There are so many problems facing any government in Afghanistan after twenty years of war, there are not many places in the country where Afghans can go with any guarantee of safety. There are, for one thing, millions of landmines and unexploded bombs. ABC's Bob Woodruff reports on this in Kabul tonight.
It is one of the saddest places in the city, the Red Cross Orthopedic Center. Babies go through painful therapy. Children who've lost their legs learn to walk on new ones. Obadullah was just eight years old gathering wood by his house when an old Russian mine blew off his leg. Because Obadullah is still growing, every few months Dr.

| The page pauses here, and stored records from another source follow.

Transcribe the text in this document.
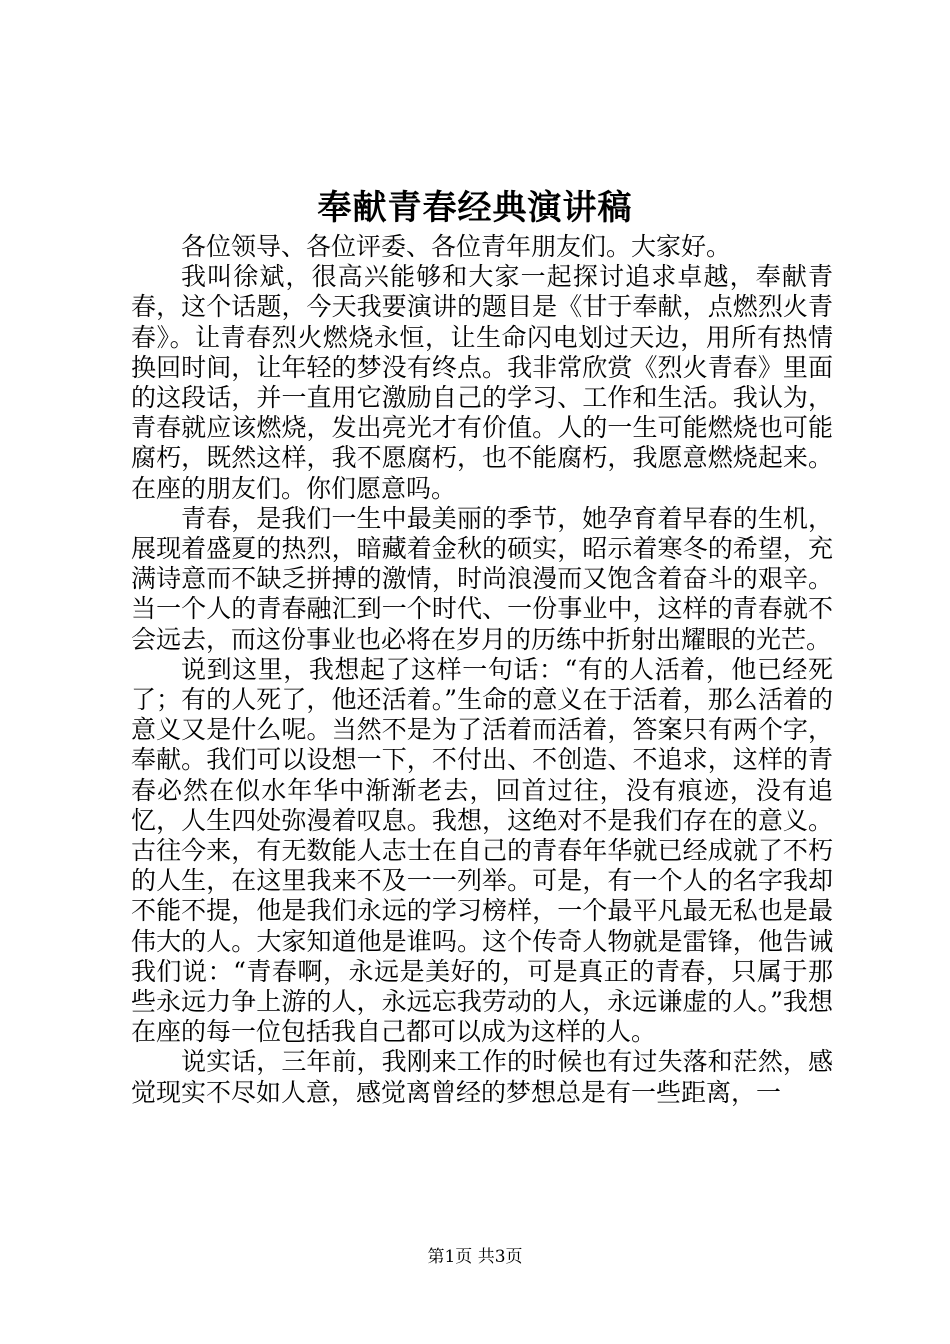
奉献青春经典演讲稿

各位领导、各位评委、各位青年朋友们。大家好。

我叫徐斌，很高兴能够和大家一起探讨追求卓越，奉献青春，这个话题，今天我要演讲的题目是《甘于奉献，点燃烈火青春》。让青春烈火燃烧永恒，让生命闪电划过天边，用所有热情换回时间，让年轻的梦没有终点。我非常欣赏《烈火青春》里面的这段话，并一直用它激励自己的学习、工作和生活。我认为，青春就应该燃烧，发出亮光才有价值。人的一生可能燃烧也可能腐朽，既然这样，我不愿腐朽，也不能腐朽，我愿意燃烧起来。在座的朋友们。你们愿意吗。

青春，是我们一生中最美丽的季节，她孕育着早春的生机，展现着盛夏的热烈，暗藏着金秋的硕实，昭示着寒冬的希望，充满诗意而不缺乏拼搏的激情，时尚浪漫而又饱含着奋斗的艰辛。当一个人的青春融汇到一个时代、一份事业中，这样的青春就不会远去，而这份事业也必将在岁月的历练中折射出耀眼的光芒。

说到这里，我想起了这样一句话：“有的人活着，他已经死了；有的人死了，他还活着。”生命的意义在于活着，那么活着的意义又是什么呢。当然不是为了活着而活着，答案只有两个字，奉献。我们可以设想一下，不付出、不创造、不追求，这样的青春必然在似水年华中渐渐老去，回首过往，没有痕迹，没有追忆，人生四处弥漫着叹息。我想，这绝对不是我们存在的意义。古往今来，有无数能人志士在自己的青春年华就已经成就了不朽的人生，在这里我来不及一一列举。可是，有一个人的名字我却不能不提，他是我们永远的学习榜样，一个最平凡最无私也是最伟大的人。大家知道他是谁吗。这个传奇人物就是雷锋，他告诫我们说：“青春啊，永远是美好的，可是真正的青春，只属于那些永远力争上游的人，永远忘我劳动的人，永远谦虚的人。”我想在座的每一位包括我自己都可以成为这样的人。

说实话，三年前，我刚来工作的时候也有过失落和茫然，感觉现实不尽如人意，感觉离曾经的梦想总是有一些距离，一

第1页 共3页
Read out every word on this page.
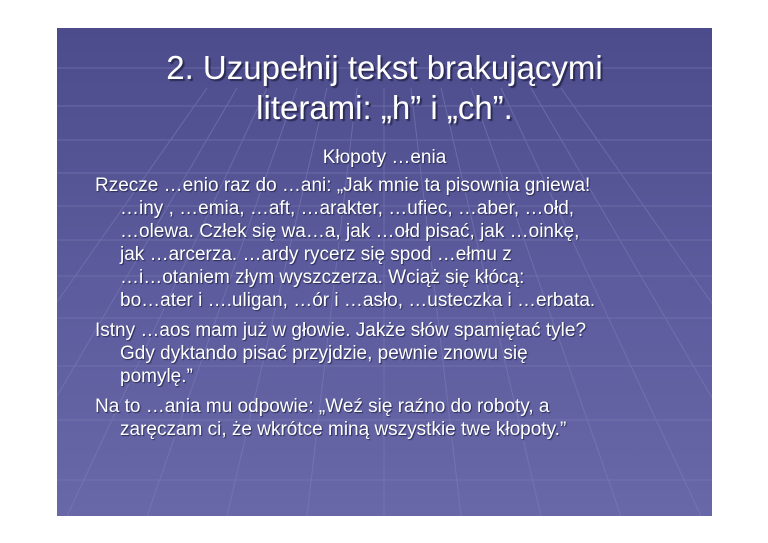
2. Uzupełnij tekst brakującymi
literami: „h” i „ch”.
Kłopoty …enia
Rzecze …enio raz do …ani: „Jak mnie ta pisownia gniewa!
…iny , …emia, …aft, …arakter, …ufiec, …aber, …ołd,
…olewa. Człek się wa…a, jak …ołd pisać, jak …oinkę,
jak …arcerza. …ardy rycerz się spod …ełmu z
…i…otaniem złym wyszczerza. Wciąż się kłócą:
bo…ater i ….uligan, …ór i …asło, …usteczka i …erbata.
Istny …aos mam już w głowie. Jakże słów spamiętać tyle?
Gdy dyktando pisać przyjdzie, pewnie znowu się
pomylę.”
Na to …ania mu odpowie: „Weź się raźno do roboty, a
zaręczam ci, że wkrótce miną wszystkie twe kłopoty.”
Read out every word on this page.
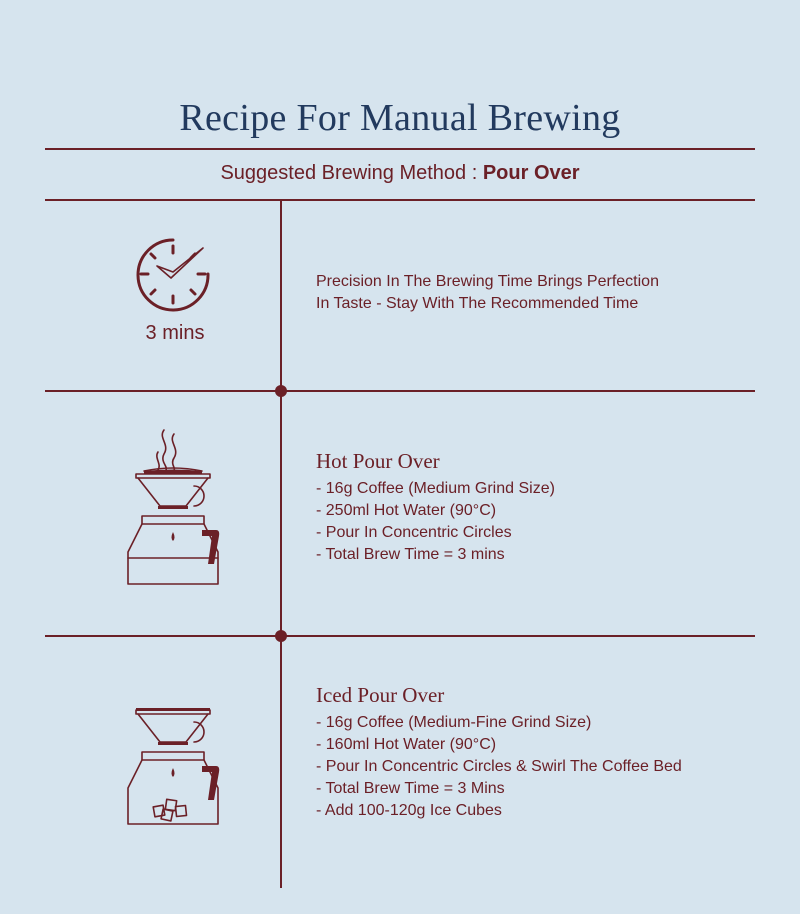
Recipe For Manual Brewing
Suggested Brewing Method : Pour Over
3 mins
Precision In The Brewing Time Brings Perfection
In Taste - Stay With The Recommended Time
Hot Pour Over
- 16g Coffee (Medium Grind Size)
- 250ml Hot Water (90°C)
- Pour In Concentric Circles
- Total Brew Time = 3 mins
Iced Pour Over
- 16g Coffee (Medium-Fine Grind Size)
- 160ml Hot Water (90°C)
- Pour In Concentric Circles & Swirl The Coffee Bed
- Total Brew Time = 3 Mins
- Add 100-120g Ice Cubes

Alberto Cairo, the Italian director here, builds him a new leg. It is shaped and sculpted by Afghan men and women, many of whom are landmine victims themselves. Eighty thousand Afghans have been disabled by a mine.
A British mine-clearing organization now employs twelve hundred people in Afghanistan. After twenty three years of war, sometimes they find layers of mines. They take them all to the mountains, along with tank shells and mortar rounds, lay them carefully in a hole and pack in explosives.
Now a new problem, more than ten percent of the American bombs dropped on this country did not explode, and the demining teams don't have the training to defuse them. They can only blow them up. There are so many new mine victims in Afghanistan, the Red Cross now runs one of the busiest factories in the country. They can't make wooden limbs and wheel chairs fast enough.